JPMorgan’s profit dips as talent shortage on Wall Street pushes costs higher
JPMorgan Chase’s quarterly profit dropped 14% despite a bonanza of investment-banking fees, as trading revenue dropped and payroll costs surged amid a talent shortage on Wall Street.
Chief financial officer Jeremy Barnum said the bank was facing “headwinds” as the stock- and bond-market volatility of 2020 stabilizes, thereby hurting trading revenues. But he also singled out the cost of retaining employees as bankers increasingly job hop and demand fatter bonuses.
“It is true that labor markets are tight, that there’s a little bit of labor inflation, and it’s important for us to attract and retain the best talent,” Barnum said on a conference call with reporters.
The comments come as major banks have hiked salaries to record levels this year as the war for talent reaches a fever pitch. The boom in deals has pushed investment banking revenue higher but also led to major burnout among analysts and associates.
JPMorgan said its operating costs jumped 11% last year to $17.9 billion as the bank doled out heftier salaries.
On Friday morning, the nation’s biggest bank reported a fourth-quarter profit of $10.4 billion or $3.33 a share — beating analysts’ expectations of $3.01 a share, according to data from FactSet.
In the fourth quarter, JPMorgan’s investment bank was once again the star of the show. Advisory fees jumped 37% as dealmaking, IPOs and M&A remain hot.

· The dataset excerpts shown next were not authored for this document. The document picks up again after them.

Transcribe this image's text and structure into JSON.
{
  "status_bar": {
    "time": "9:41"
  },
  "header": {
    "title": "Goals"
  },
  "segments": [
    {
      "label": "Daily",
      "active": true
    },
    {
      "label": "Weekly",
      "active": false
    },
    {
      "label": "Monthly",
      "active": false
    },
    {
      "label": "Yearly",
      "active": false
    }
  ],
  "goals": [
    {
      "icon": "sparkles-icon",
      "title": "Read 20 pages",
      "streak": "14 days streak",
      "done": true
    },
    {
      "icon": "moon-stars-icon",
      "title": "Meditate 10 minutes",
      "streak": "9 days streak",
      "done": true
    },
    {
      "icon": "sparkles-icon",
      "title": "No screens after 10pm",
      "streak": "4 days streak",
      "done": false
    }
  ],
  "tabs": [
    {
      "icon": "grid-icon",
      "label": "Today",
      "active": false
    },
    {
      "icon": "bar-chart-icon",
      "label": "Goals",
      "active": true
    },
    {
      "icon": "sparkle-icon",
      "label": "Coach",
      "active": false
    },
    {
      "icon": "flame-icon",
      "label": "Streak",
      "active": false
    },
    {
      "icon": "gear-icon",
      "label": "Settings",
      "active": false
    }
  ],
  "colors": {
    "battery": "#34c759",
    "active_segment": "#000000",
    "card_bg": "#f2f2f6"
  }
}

Asset and wealth management profits rose 18%, stemming in part from an increase in assets under management. Trading revenue — which soared amid the pandemic-related uncertainty — dropped 13%.
“The economy continues to do quite well despite headwinds related to the Omicron variant, inflation and supply chain bottlenecks,” Dimon wrote in the press release. “Credit continues to be healthy with exceptionally low net charge-offs, and we remain optimistic on US economic growth.”
JPMorgan was also hit with a $200 million fine in the fourth quarter after admitting it failed to archive employee messages about work-related matters. For years, JPMorgan employees — from analysts to top directors — used personal devices to discuss company matters and failed to keep the communications.
JPMorgan stock was recently off 5.5% at $159.16 in midday trading Friday.
Even as profits slumped in the final quarter, JPMorgan still reported a record year — raking in $48.3 billion in 2021. JPMorgan’s pre-pandemic record was $36.4 billion.
JPM’s record profits in 2021 stemmed in part from the fact the bank released $9 billion it had set aside in 2020 to prepare for potential loan defaults by businesses struggling during the pandemic.
“As we have said before, however, we do not consider these scenario-driven releases core or recurring profits,” hard-charging chief executive officer Jamie Dimon has previously stated.